Meteor Gotchas

09 Mar 2017

Nothing Ventured, Nothing Gained

So far into this Software Engineering journey, I’ve learned several different tools and techniques used in creating web applications. And while each subject on their own was not the most difficult experience to comprehend and apply, it was the bridging of these various skills which proved to be very rigourous and costed me some hours of sleep this past week. The bridge itself you might ask? The Meteor Framework. While the framework itself is actually pretty straightforward, to actually make use of the framework is to bring all of your skills together to actually lay something on it. Thus, there were bound to be complications.

One such complication that I had ran into in recreating the digits application (a tutorial application in which was used to apply my skills in Meteor, essentailly a contact book) and still have problems with is the tracking of file imports into both the server and the client javascript files. When working in an environment designed for implementing a web application, you’ll be greeted with various directories and files that have simiar names. For example, in both the client and the server directories of the digits application there exists a file “main.js”. And while this is a standard for web development in Meteor, it is nonetheless confusing for an amateur such as myself.

Anyhow, in order for an application to work with all the files you write, those files must be imported to these main.js files, otherwise the application won’t work properly, if not at all. This was an issue that can only be remediedby practice really.
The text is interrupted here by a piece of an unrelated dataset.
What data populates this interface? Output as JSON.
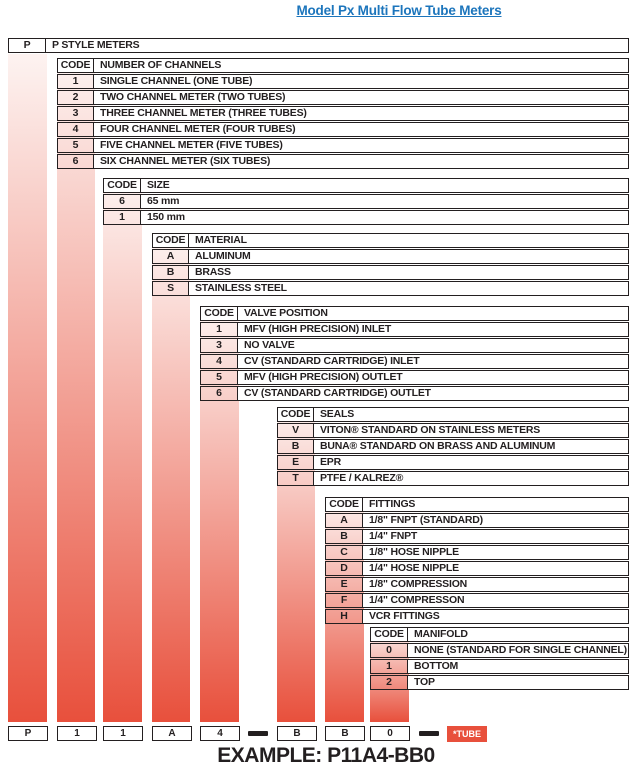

While I have been only recently making sure that all of my imports have been made, to get to this point was to understand the design of the application and careful attention to files that I have made.

The second complication that I ran into was with the clash of three skills, MongoDB and HTML, in the implementation of the digits edit contact page. MongoDB, similar to SQL, uses schema to define the entries within the databese. And much like SQL, it is case sensitive. In the HTML of the page, the fields that are used to edit the page are directly linked to the fields in MongoDB. Needless to say that the reason why my fields never updated initailly was due to a lone captial letter.

Though this experience in web development has been a little rough, its struggling through these things that really show where you can improve.